If you grew up without a fireplace, you might have never known the comfort of a crackling fireplace on Christmas Eve. For those unlucky many, the televised yule log brought holiday comfort to the masses without the messy clean up.
In the spirit of the season, TVSpy brings you a safe conversation starter describing the origin of the televised yule log, courtesy of New York CW flagship station WPIX. You know, for when you’ve had one too many cups of eggnog or wassailed a little to much and need to drone on about something. Enjoy!
It debuted as a 3-hour program, originally consisting of a 17-second 16 millimeter filmed loop of a festively decorated roaring fireplace while traditional Christmas carols played over the video.
The Yule Log premiered in full-color on Saturday, December 24, 1966, at 9:30 PM on WPIX Channel 11 in New York City.
The original one was filmed in 1966 on 16 millimeter film at Gracie Mansion, the home of then Mayor of New York, John Lindsay. Four years later, in 1970, WPIX decided to re-shoot the footage on state-of-the-art 35 millimeter film, as the original 16 millimeter footage had become worn by this time.
Unfortunately, when WPIX shot the original Gracie Mansion footage, to capture the log in all its flaming glory, the crew decided to remove the protective screen and a stray spark damaged a valuable antique rug. Needless to say, the Mayor’s office was not receptive to the idea of letting WPIX come back and re-shoot the footage.

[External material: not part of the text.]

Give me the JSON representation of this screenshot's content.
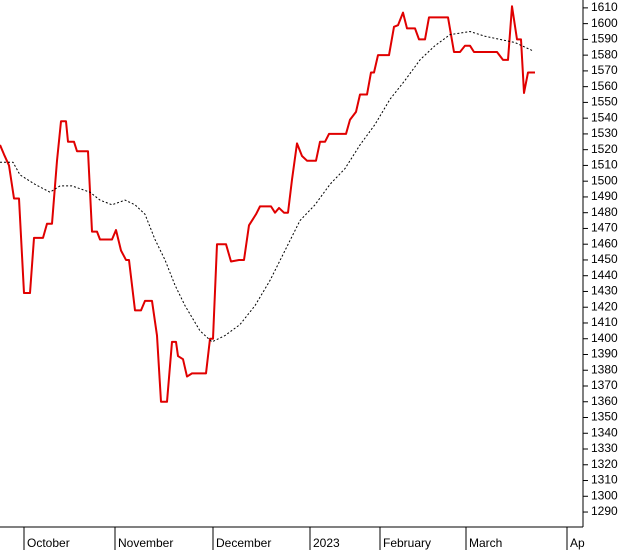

The search was then on for an identical fireplace. One was eventually found in California and a crew of technicians was then dispatched out to complete the re-shoot. This time from the footage they shot, they were able to edit out a perfect 7-minute loop that magnificently captured the fire when it was at its roaring best. It is this iconic fireplace footage that has captured the fascination of millions in the tri-state area and across the nation since 1970.